The headlines blare it loud and clear: “Big Data, Big Problems” was the title run several months ago by the renowned business daily The Wall Street Journal, a newspaper not known for being hostile to innovation. Shortly thereafter, the Swiss business magazine Bilanz led with an even more explicit headline: “The Big Data Lie.” The journalists were further supported by the iconic newsletter published by CB Insights. The market research institute had analyzed how often startups used the terms “big data” and “artificial intelligence” during teleconferences with investors. It found that “artificial intelligence” dethroned “big data” as the dominant term in mid-2016 and has now become the conversation topic three times as often.

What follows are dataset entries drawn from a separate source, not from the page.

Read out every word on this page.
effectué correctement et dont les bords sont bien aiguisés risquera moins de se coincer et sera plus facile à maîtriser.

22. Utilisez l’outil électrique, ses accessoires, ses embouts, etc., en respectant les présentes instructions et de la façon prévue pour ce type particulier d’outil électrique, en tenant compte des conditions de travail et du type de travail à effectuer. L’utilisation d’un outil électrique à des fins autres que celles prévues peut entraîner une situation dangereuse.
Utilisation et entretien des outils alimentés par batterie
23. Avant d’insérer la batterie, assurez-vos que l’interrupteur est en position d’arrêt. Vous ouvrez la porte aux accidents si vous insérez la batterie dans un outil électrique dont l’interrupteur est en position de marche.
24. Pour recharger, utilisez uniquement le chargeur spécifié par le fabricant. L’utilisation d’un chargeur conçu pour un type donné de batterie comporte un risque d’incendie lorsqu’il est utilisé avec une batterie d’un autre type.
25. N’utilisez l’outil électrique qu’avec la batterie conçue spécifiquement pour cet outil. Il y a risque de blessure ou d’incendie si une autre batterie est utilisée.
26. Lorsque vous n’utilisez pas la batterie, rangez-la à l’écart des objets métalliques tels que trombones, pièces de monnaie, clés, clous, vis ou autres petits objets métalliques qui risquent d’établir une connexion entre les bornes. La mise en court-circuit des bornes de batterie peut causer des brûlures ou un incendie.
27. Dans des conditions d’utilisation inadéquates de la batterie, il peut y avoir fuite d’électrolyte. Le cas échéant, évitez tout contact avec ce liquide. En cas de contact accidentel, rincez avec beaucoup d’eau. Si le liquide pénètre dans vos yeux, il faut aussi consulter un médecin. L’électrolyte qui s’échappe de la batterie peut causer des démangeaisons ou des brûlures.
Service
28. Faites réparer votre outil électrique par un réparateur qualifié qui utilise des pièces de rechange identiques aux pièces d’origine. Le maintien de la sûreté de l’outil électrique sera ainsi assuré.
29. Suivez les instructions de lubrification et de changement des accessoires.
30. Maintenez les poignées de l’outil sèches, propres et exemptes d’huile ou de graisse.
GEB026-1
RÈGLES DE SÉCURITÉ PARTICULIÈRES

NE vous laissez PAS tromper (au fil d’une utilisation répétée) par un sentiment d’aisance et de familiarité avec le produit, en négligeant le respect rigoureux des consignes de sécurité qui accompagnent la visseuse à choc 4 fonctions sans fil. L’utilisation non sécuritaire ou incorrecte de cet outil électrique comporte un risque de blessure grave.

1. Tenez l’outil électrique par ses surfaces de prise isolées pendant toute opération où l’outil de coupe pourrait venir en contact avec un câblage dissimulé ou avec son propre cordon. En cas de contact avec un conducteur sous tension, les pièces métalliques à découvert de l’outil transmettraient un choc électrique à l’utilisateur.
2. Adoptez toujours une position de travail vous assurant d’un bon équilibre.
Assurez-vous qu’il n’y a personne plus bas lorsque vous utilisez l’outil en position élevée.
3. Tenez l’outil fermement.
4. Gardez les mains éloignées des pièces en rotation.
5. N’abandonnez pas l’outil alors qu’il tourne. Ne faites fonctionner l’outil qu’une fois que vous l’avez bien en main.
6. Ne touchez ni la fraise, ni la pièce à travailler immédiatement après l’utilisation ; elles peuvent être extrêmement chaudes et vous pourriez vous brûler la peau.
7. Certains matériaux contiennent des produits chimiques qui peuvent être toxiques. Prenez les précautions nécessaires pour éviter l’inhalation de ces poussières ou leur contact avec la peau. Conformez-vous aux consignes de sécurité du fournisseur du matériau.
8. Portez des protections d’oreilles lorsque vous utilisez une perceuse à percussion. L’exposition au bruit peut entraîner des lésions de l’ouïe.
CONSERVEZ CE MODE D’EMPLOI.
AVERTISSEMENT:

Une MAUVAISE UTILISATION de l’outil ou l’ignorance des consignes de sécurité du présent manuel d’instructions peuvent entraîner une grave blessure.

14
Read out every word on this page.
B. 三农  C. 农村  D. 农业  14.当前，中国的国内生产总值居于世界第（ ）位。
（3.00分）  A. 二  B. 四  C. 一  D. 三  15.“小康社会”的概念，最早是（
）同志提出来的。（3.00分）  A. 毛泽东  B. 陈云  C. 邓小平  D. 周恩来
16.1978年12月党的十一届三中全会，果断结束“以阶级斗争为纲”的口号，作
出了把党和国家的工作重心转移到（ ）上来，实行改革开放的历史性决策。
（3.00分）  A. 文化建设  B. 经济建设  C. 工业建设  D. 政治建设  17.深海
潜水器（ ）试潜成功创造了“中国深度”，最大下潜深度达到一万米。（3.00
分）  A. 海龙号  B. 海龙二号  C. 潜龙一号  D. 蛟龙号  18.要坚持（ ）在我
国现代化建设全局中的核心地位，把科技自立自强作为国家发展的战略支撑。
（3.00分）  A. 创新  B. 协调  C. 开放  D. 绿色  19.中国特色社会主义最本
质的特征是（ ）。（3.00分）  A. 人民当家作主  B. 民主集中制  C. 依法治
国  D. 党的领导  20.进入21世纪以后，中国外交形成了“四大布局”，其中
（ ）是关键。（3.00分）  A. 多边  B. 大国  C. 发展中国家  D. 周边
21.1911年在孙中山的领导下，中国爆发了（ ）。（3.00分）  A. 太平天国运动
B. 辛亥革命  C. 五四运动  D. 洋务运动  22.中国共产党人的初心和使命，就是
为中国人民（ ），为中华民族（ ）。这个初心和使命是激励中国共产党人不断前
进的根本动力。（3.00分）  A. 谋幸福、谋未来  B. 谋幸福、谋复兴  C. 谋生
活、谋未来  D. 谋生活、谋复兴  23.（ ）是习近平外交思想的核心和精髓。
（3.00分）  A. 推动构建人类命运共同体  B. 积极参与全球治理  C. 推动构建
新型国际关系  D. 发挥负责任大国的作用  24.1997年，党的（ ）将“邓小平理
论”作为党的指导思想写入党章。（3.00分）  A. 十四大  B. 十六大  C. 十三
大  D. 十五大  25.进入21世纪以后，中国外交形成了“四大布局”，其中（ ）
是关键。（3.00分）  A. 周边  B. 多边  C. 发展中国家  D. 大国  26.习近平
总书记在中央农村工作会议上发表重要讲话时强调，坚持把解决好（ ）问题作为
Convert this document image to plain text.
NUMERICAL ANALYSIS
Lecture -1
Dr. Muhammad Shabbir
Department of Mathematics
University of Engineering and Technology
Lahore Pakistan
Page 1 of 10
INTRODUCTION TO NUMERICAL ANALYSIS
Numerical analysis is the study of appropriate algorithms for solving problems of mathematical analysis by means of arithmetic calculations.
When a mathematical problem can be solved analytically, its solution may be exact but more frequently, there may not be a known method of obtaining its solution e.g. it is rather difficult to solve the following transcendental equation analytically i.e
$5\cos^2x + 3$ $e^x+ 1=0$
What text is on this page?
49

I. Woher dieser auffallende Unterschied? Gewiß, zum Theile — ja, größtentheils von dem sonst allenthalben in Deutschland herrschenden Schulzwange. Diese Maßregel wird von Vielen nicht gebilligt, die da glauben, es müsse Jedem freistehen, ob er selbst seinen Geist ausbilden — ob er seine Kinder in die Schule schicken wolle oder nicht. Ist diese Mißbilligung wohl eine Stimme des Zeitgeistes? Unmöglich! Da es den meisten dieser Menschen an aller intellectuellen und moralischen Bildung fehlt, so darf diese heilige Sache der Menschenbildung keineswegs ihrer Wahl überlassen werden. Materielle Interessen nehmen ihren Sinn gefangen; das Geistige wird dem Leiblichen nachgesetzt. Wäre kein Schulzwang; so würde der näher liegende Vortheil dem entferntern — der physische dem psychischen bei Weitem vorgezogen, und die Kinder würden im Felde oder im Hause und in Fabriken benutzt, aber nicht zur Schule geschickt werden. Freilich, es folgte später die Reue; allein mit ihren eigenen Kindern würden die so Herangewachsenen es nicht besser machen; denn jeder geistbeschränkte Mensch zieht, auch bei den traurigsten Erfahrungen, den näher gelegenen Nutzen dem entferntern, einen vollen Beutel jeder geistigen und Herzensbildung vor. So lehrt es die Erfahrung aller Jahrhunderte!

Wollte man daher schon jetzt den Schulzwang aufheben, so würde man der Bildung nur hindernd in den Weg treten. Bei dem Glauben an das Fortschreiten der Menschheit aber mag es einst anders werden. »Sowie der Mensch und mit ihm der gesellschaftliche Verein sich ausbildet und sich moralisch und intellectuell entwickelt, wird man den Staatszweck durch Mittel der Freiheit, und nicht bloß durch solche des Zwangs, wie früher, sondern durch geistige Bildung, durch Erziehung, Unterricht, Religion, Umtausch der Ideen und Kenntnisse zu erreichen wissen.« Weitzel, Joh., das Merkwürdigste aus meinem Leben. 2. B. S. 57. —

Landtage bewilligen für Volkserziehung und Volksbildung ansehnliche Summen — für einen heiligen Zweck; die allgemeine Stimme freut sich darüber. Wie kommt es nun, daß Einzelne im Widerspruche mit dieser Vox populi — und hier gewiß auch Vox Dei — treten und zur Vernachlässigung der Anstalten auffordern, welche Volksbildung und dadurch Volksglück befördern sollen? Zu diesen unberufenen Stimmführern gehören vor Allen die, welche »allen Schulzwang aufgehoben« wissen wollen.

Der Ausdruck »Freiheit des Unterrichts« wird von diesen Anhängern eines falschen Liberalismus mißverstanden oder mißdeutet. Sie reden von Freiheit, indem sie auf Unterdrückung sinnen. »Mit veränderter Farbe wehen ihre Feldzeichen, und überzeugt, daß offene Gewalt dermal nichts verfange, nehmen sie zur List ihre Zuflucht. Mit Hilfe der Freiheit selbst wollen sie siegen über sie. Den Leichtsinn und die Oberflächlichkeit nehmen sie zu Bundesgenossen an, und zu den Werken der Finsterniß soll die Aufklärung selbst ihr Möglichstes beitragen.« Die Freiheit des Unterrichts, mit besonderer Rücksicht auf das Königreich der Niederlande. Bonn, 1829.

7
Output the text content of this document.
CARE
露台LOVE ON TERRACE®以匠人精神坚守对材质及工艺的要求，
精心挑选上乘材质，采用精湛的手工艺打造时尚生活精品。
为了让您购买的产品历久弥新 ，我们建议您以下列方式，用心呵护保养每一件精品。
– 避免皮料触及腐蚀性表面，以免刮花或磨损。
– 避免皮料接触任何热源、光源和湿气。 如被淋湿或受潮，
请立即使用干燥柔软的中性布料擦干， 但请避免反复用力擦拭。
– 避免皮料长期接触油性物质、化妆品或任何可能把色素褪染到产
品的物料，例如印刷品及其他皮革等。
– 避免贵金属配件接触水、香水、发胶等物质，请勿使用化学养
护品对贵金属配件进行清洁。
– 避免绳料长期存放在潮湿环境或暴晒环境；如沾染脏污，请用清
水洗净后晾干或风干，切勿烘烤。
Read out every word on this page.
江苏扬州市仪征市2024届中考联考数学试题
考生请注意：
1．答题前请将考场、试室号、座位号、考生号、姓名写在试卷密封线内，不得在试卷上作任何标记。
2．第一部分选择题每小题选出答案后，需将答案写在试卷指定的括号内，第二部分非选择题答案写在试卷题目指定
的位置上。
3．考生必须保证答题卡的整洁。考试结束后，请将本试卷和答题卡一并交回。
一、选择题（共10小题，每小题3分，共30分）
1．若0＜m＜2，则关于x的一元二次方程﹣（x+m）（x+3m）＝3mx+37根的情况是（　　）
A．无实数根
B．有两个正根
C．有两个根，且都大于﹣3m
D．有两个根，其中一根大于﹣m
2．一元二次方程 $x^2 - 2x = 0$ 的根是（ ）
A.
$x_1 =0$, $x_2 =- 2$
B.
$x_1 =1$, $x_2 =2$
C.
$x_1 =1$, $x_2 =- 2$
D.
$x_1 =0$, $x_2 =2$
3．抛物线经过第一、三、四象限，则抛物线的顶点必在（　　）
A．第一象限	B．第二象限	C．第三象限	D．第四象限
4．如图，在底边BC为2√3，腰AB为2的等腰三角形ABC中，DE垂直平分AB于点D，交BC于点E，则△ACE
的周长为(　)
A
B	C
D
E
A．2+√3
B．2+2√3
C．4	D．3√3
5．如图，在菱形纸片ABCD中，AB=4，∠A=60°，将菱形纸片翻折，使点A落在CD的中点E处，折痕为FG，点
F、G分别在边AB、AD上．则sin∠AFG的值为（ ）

The euphoria over big data has definitely faded since the days around a decade ago when the magazine Wired proclaimed that this technology would render conventional research superfluous. Wired, the bible of Silicon Valley geeks, wrote that theories and hypotheses would henceforth no longer be necessary; computers would now discover correlations entirely on their own. In 2011, McKinsey & Company predicted that big data would enable the public sector in Europe to save EUR 250 billion annually, an amount greater than Greece’s gross domestic product. Five years later, the consultancy firm reviewed the state of play and acknowledged that only 10 to 20% of that cost-saving potential, at the most, had been realized.
So what’s the truth? Is big data making the world a better, more efficient, and more knowledgeable place? Or is it the new technology and not conventional research, contrary to the prophecy, that has turned out to be superfluous?
Misconception #1: Big Data Means Oodles of Data
The difficulties start with the definition: The description of what big data really is remains awfully vague. Dan Ariely, an acclaimed psychology professor who specializes in the study of irrational behavior, drew parallels between big data and the intimate love lives of adolescents in a widely publicized tweet: “Big data is like teenage sex: Everyone talks about it, nobody really knows how to do it, everyone thinks everyone else is doing it, so everyone claims they are doing it.”
The common definition of “big data” encompasses four terms that all start with the letter V: “Volume” means that enormous quantities of data are involved. “Velocity” refers to the fast speed with which data accrues and is processed. “Variety” expresses the fact that data can be of very different natures ranging from simple tweets to complex traffic data, and “veracity” means that the data must be truthful.
Misconception #2: Computers Are Intelligent
Computers are perfectly suited to performing a vast array of different tasks, but are simply too underdeveloped to handle other, more sophisticated jobs. Computers are still “remarkably dumb,” says John Giannandrea, the former head of artificial intelligence at Google and the new AI chief at Apple. He compares computers’ current stage of development to that of a “four-year-old child.” Users of smart speakers from Apple, Amazon, or Google know just what he means. A study revealed that smart speakers understand almost every question asked of them, but answer correctly only around 75% of the time.